8.7 MİLYON DEKARA GERİLEDİ: Ülkemizde baklagil üretimi ülke geneline yayılmış olsa da Güneydoğu Anadolu Bölgesi, İç Anadolu Bölgesi ve Marmara Bölgesi’nin güneyinde ağırlaşıyor. Genel olarak, kırmızı mercimek Güneydoğu’da, yeşil mercimek İç Anadolu’da, bakla Ege ve Güney Marmara’da, nohut ve kuru fasulye ise birçok bölgemizde yetiştiriliyor.

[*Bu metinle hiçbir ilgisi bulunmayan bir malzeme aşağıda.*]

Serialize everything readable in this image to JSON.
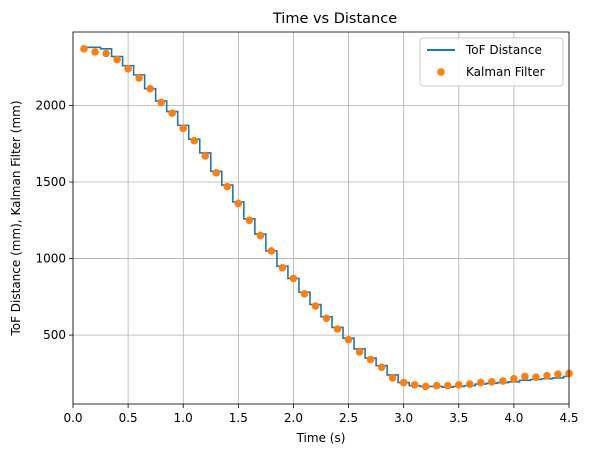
{
  "chart_data": {
    "type": "line",
    "title": "Time vs Distance",
    "xlabel": "Time (s)",
    "ylabel": "ToF Distance (mm), Kalman Filter (mm)",
    "xlim": [
      0,
      4.5
    ],
    "ylim": [
      50,
      2480
    ],
    "xticks": [
      0,
      0.5,
      1,
      1.5,
      2,
      2.5,
      3,
      3.5,
      4,
      4.5
    ],
    "xtick_labels": [
      "0.0",
      "0.5",
      "1.0",
      "1.5",
      "2.0",
      "2.5",
      "3.0",
      "3.5",
      "4.0",
      "4.5"
    ],
    "yticks": [
      500,
      1000,
      1500,
      2000
    ],
    "ytick_labels": [
      "500",
      "1000",
      "1500",
      "2000"
    ],
    "grid": true,
    "legend_position": "top-right",
    "series": [
      {
        "name": "ToF Distance",
        "style": "step-line",
        "color": "#1f77b4",
        "x": [
          0.1,
          0.2,
          0.3,
          0.4,
          0.5,
          0.6,
          0.7,
          0.8,
          0.9,
          1.0,
          1.1,
          1.2,
          1.3,
          1.4,
          1.5,
          1.6,
          1.7,
          1.8,
          1.9,
          2.0,
          2.1,
          2.2,
          2.3,
          2.4,
          2.5,
          2.6,
          2.7,
          2.8,
          2.9,
          3.0,
          3.1,
          3.2,
          3.3,
          3.4,
          3.5,
          3.6,
          3.7,
          3.8,
          3.9,
          4.0,
          4.1,
          4.2,
          4.3,
          4.4,
          4.5
        ],
        "y": [
          2380,
          2380,
          2370,
          2320,
          2260,
          2200,
          2110,
          2030,
          1960,
          1870,
          1780,
          1690,
          1570,
          1480,
          1370,
          1260,
          1160,
          1050,
          950,
          870,
          780,
          700,
          620,
          550,
          480,
          410,
          350,
          300,
          240,
          190,
          170,
          165,
          165,
          160,
          165,
          170,
          180,
          185,
          190,
          195,
          205,
          210,
          215,
          220,
          230
        ]
      },
      {
        "name": "Kalman Filter",
        "style": "markers",
        "color": "#ff7f0e",
        "x": [
          0.1,
          0.2,
          0.3,
          0.4,
          0.5,
          0.6,
          0.7,
          0.8,
          0.9,
          1.0,
          1.1,
          1.2,
          1.3,
          1.4,
          1.5,
          1.6,
          1.7,
          1.8,
          1.9,
          2.0,
          2.1,
          2.2,
          2.3,
          2.4,
          2.5,
          2.6,
          2.7,
          2.8,
          2.9,
          3.0,
          3.1,
          3.2,
          3.3,
          3.4,
          3.5,
          3.6,
          3.7,
          3.8,
          3.9,
          4.0,
          4.1,
          4.2,
          4.3,
          4.4,
          4.5
        ],
        "y": [
          2370,
          2350,
          2340,
          2300,
          2240,
          2180,
          2110,
          2020,
          1950,
          1850,
          1770,
          1670,
          1560,
          1470,
          1360,
          1250,
          1150,
          1050,
          940,
          870,
          770,
          690,
          610,
          540,
          470,
          390,
          340,
          290,
          220,
          190,
          175,
          165,
          170,
          170,
          175,
          180,
          190,
          195,
          200,
          215,
          230,
          225,
          235,
          245,
          250
        ]
      }
    ]
  }
}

Toplam yemeklik baklagil üretiminin, yüzde 42,7’sini nohut, yüzde 30,1’ini kırmızı mercimek, yüzde 20,7’sini kuru fasulye, yüzde 5,3’ünü yeşil mercimek oluşturuyor. Geri kalan yüzde 1,1’ini ise öteki bakliyatlar oluşturuyor. Ülkemizde 1990 yılında toplam 20,3 milyon dekar olan baklagil ekim alanı bugüne geldiğimizde 8,7 milyon dekara geriledi. Yani ekim alanlarımızda yüzde 56,6 oranında azalma yaşandı. Tıpkı halde üretimde de yüzde 33,2 oranında bir gerileme gerçekleşti.
İTHALATTAN VAZGEÇİLMELİ: İstatistikler yeşil mercimekte yüzde 39,8, kırmızı mercimekte yüzde 14,1, kuru fasulyede ise yüzde 8,6 oranında açığımız olduğunu gösteriyor. Son 10 yılda kuru fasulye, nohut ve mercimekte ithalat ölçüsü 379 bin 869 tondan yüzde 55 oranında artarak 587 bin 500 tona çıktı. İthalat bedeli ise yüzde 28 oranında artarak 321 milyon dolardan 412 milyon 200 bin dolara yükseldi. Böylece son on yılda toplamda 5 milyon 44 bin ton ithalata karşılık 3 milyar 629 milyon dolar para ödedik. En değerli protein kaynaklarından baklagilde ithalatçı olmamız kabul edilemez. İnsanımızın protein gereksiniminin karşılamasında kıymetli bir yere sahip olan baklagillerin üretimini artırmak zorundayız. Halkımızın sağlıklı beslenmesi için temel besin eserlerinde üretim artırılmalı, ithalattan vazgeçilmelidir.